Shannon produced the first measurement of the entropy of English using probabilistic approaches, employing entropy from thermodynamics to quantify the information content of a language or the information capacity of a channel.

Instrumental phonetics and the development of the sound spectrograph established the foundation for later work in voice recognition (Koenig et al., 1946). The first automated speech recognition systems were created in the early 1950s.

Foundational Insights: 1940s - 1950s

Using Shannon's work as inspiration, Chomsky (1956-7) originally studied finite-state machines as a way to characterize a grammar before defining a finite-state language as a language produced by a finite-state grammar.

These pioneering theories paved the way for formal language theory, which defines formal languages as sequences of symbols using algebra and set theory. Meanwhile, in the realm of theoretical linguistics, Chomsky (1957) postulated transformational and context free grammar which helped establish paradigms for describing natural language syntax.

The work of Turing, the founding father of computer science, first resulted in the development of a computing component that was more close to propositional logic. After that, regular expressions and finite state automata were created by Stephen Kleene, inspired by the work of Emil Post in 1951 and 1956.

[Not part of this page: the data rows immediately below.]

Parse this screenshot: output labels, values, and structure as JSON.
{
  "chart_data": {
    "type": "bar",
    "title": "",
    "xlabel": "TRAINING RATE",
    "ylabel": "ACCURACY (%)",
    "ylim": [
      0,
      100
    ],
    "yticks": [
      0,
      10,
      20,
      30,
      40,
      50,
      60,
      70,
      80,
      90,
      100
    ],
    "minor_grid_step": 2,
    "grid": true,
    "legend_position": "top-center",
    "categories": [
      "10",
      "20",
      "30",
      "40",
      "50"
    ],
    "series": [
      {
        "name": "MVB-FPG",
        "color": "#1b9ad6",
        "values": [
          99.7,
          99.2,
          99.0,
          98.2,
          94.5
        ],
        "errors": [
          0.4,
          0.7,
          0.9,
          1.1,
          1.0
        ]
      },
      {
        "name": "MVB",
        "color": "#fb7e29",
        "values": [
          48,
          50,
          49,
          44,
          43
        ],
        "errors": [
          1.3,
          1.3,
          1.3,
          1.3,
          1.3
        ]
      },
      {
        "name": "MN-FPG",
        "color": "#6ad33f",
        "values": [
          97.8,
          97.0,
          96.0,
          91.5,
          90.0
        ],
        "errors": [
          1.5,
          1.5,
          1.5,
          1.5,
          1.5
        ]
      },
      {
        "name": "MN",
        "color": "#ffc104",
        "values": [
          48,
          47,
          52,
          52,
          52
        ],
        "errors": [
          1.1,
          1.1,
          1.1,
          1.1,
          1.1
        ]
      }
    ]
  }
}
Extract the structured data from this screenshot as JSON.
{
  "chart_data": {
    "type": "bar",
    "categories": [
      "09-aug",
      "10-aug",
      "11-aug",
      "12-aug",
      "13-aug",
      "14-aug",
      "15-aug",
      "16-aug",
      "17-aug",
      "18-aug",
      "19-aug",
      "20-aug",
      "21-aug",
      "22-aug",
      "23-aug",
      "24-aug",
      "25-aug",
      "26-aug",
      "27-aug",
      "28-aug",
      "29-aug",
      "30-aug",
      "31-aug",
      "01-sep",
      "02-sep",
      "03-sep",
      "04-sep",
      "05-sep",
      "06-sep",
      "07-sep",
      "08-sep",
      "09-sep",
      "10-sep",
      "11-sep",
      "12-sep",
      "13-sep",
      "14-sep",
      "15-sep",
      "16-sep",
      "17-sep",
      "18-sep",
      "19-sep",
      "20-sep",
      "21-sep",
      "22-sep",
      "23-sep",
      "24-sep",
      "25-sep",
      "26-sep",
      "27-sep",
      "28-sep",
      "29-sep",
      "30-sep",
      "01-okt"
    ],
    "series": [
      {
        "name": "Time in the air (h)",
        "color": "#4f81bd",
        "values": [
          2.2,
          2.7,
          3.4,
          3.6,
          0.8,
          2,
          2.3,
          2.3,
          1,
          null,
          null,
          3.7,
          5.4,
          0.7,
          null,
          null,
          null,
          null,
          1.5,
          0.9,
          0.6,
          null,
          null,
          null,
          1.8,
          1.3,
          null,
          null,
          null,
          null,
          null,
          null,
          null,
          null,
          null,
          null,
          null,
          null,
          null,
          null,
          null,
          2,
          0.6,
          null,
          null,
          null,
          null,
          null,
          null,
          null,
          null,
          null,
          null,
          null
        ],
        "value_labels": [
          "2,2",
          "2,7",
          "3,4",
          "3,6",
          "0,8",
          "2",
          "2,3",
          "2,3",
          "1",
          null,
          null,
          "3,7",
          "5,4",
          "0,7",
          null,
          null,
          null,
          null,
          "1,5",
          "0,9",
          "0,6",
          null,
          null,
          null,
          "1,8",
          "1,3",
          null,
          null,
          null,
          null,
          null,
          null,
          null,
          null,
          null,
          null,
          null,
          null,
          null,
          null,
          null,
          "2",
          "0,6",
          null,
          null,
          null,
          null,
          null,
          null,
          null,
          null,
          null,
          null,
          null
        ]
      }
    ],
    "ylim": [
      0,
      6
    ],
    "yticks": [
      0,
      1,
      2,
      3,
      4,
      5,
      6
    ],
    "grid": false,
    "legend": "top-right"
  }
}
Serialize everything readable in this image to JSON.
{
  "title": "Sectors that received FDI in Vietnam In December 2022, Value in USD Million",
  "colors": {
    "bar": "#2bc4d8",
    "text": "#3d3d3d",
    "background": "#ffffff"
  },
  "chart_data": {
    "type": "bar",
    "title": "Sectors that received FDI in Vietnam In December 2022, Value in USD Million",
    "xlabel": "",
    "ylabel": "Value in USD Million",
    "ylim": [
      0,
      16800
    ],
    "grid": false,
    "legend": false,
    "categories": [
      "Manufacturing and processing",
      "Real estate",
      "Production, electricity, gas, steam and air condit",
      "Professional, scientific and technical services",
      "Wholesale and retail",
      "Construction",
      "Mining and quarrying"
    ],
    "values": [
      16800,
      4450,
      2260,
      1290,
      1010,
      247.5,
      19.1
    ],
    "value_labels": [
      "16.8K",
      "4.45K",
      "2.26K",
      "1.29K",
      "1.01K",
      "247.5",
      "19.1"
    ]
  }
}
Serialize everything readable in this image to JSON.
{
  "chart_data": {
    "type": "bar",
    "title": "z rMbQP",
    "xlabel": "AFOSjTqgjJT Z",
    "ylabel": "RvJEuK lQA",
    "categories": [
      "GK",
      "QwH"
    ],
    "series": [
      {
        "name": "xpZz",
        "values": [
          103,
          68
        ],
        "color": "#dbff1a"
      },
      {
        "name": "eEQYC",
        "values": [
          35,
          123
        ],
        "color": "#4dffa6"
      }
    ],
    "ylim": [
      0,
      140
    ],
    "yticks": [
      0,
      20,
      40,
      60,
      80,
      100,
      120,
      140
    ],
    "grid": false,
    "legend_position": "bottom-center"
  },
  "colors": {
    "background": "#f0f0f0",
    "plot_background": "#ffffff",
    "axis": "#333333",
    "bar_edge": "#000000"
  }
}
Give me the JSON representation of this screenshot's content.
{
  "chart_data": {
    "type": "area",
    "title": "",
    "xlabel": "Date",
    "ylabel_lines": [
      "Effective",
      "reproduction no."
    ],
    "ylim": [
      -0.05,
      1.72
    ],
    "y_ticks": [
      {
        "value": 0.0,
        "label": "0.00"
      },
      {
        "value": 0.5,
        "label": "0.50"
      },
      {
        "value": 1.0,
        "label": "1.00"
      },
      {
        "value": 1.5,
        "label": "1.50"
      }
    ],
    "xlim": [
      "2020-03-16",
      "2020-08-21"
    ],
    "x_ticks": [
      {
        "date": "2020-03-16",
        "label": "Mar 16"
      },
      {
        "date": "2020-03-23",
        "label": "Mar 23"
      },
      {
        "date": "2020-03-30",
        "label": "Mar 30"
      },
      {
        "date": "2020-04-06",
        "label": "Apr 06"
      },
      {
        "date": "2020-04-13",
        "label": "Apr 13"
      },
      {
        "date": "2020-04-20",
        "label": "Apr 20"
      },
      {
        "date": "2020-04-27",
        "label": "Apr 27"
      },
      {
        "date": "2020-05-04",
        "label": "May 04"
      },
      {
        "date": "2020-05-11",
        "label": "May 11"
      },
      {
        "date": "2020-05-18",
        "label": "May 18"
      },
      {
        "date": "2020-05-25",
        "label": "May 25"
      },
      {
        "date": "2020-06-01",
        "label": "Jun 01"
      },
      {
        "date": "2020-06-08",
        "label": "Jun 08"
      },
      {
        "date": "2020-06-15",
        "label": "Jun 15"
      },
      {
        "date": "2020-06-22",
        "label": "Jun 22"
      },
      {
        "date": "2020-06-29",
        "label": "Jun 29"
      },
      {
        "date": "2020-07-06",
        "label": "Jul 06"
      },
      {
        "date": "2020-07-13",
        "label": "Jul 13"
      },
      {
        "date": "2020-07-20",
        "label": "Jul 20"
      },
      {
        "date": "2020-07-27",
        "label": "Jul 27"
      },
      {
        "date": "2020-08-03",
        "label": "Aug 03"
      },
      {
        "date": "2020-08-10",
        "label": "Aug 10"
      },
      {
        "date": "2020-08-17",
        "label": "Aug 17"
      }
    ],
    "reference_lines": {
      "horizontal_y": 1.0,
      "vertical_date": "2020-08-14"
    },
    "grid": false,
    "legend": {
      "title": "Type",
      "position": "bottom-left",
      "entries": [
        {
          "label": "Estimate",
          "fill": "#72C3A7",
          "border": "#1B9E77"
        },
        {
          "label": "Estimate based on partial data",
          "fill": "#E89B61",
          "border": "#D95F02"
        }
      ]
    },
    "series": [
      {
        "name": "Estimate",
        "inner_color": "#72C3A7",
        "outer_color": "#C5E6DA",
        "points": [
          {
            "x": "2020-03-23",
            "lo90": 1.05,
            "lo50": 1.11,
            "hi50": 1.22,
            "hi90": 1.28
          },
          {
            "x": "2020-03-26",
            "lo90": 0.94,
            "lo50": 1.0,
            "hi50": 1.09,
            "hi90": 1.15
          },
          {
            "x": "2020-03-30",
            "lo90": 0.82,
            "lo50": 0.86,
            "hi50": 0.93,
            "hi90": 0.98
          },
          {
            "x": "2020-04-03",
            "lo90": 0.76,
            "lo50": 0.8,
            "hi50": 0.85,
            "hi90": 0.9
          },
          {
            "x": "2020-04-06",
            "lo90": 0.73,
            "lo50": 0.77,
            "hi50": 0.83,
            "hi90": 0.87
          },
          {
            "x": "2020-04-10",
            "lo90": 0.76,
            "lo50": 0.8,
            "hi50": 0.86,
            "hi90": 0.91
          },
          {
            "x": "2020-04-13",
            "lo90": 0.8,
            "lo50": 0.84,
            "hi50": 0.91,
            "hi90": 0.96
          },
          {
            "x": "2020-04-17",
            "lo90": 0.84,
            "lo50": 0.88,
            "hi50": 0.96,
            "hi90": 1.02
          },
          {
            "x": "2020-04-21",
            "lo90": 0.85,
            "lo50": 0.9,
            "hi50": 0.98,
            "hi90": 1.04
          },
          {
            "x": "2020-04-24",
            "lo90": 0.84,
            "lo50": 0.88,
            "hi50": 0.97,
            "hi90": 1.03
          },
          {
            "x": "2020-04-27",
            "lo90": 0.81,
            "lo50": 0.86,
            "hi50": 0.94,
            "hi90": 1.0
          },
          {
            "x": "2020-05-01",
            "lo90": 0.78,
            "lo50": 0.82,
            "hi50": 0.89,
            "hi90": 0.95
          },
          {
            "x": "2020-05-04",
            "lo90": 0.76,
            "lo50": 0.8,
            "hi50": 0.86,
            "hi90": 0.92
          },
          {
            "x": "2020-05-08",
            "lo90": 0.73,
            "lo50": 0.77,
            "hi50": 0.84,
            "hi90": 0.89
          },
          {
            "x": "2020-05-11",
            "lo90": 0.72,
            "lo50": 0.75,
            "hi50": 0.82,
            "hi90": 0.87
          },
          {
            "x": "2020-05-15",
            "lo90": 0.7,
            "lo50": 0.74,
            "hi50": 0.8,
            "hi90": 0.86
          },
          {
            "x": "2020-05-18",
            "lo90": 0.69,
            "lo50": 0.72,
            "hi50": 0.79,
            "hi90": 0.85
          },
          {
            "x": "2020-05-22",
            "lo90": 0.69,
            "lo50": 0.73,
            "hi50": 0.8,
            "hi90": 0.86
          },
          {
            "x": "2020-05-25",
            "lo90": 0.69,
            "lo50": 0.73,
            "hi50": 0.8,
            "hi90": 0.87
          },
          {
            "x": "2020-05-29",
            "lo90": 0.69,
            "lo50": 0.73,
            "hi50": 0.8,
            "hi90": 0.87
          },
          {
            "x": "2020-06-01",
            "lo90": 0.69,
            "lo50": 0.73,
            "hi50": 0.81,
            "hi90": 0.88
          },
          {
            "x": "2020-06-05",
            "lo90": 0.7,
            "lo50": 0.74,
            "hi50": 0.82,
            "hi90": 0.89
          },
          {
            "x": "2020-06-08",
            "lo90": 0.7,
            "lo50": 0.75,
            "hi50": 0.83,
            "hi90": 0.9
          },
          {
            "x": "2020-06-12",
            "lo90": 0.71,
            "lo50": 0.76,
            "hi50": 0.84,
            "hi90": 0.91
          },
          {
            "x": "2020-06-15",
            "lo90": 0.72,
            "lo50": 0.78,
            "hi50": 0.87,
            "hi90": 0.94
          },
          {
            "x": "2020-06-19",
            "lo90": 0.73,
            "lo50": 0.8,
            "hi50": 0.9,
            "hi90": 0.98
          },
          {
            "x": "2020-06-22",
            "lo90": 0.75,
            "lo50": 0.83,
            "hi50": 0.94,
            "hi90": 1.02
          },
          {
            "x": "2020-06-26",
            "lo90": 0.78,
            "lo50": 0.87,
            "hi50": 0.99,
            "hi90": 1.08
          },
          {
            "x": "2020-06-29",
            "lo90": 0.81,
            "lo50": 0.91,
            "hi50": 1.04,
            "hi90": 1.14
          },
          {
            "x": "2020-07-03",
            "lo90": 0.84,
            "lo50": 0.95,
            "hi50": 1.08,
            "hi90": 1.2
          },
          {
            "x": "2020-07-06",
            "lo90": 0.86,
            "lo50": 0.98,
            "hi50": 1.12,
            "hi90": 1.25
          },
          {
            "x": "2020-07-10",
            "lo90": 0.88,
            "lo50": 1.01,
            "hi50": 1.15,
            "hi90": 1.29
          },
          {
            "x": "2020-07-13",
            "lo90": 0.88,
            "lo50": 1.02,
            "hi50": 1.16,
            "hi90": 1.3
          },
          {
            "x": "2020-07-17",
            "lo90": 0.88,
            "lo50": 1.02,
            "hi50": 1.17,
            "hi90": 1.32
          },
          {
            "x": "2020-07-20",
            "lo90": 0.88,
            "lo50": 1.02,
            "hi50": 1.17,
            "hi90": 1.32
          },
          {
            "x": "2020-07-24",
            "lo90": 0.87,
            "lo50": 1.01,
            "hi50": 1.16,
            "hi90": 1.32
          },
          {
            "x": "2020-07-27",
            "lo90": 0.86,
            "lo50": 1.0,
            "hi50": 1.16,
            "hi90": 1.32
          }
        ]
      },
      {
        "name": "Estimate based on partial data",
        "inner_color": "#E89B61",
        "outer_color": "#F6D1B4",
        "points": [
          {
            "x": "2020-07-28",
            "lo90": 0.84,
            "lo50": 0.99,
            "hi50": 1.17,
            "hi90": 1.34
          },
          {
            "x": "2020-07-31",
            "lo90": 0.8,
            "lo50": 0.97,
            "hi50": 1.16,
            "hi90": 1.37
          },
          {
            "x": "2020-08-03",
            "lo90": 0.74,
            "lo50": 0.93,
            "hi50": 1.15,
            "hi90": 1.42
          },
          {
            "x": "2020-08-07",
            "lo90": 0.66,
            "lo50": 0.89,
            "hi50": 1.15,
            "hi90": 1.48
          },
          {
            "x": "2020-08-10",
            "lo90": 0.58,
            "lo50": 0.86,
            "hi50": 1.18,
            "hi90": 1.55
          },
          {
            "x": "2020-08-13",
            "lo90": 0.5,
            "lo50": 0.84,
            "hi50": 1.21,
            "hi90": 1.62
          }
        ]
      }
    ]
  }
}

Then, probabilistic models, such as Markov processes, have indeed played a significant role in automating and formalizing natural language processing. They provide a probabilistic framework for understanding language structure and have been widely used in various language processing tasks.

The Merging of Two Cultures

Language Theory: The work of Chomsky and others on formal language theory and generative syntax throughout the late 1950s and early to mid 1960s, and work of many linguists and computational scientists on parsing algorithms, initially top-down and bottom-up and via dynamic programming.

The Transformations and Discourse Analysis Project (TDAP), developed by Zelig Harris and deployed at the University of Pennsylvania between 1958 and 1959, was one of the first full parsing systems (Harris, 1962).

Artificial Intelligence: In the summer of 1956, researchers were called together for a two-month workshop on what John McCarthy, Marvin Minsky, Cloude Shannon, and Nathaniel Rochester came to refer to as artificial intelligence (AI).

These were simple systems that worked in single domains mainly by a combinations of pattern matching and keyboard search with simple heuristics for reasoning and question-answering. By the late 60s more formal logical systems were developed.

Paradigms Develop

The Bayesian approach was starting to be used to tackle the optical character recognition issues.

By multiplying the likelihoods for each letter, Bledsoe and Browning (1959) created a Bayesian text-recognition system that made use of a large dictionary to compute the likelihood of each observed letter sequence given each word in the dictionary. Bayesian techniques were used by Mosteller and Wallace (1964) to address the issue of authorship attribution on the Federalist papers.

The first online corpus was created in 1963–1964 at Brown University and contains 1 million words of samples from 500 different written texts in a variety of genres (newspapers, novels, non-fiction, academic texts, etc.).

Independently, employees at IBM and Baker at Carnegie Mellon University developed speech recognition algorithms, using techniques like the Hidden Markov Model and analogies to a noisy channel and decoding.

Empiricism Redux

After work on finite-state phonology and morphology by Kaplan and Kay (1981) and finite-state models of syntax by Church (1980), finite-state models started to garner attention once more.

Empiricism is making a comeback, most notably with the rise of probabilistic models used in speech and language processing, which has been greatly influenced by research at the IBM Thomas J. Watson Research Center on speech recognition probabilistic models.

These probabilistic techniques are additional examples of data-driven strategies used in part-of-speech tagging, attachment ambiguities, parsing, and connectionist strategies ranging from speech recognition to semantics. These were the original approaches used before the sophisticated neural language models that are used today.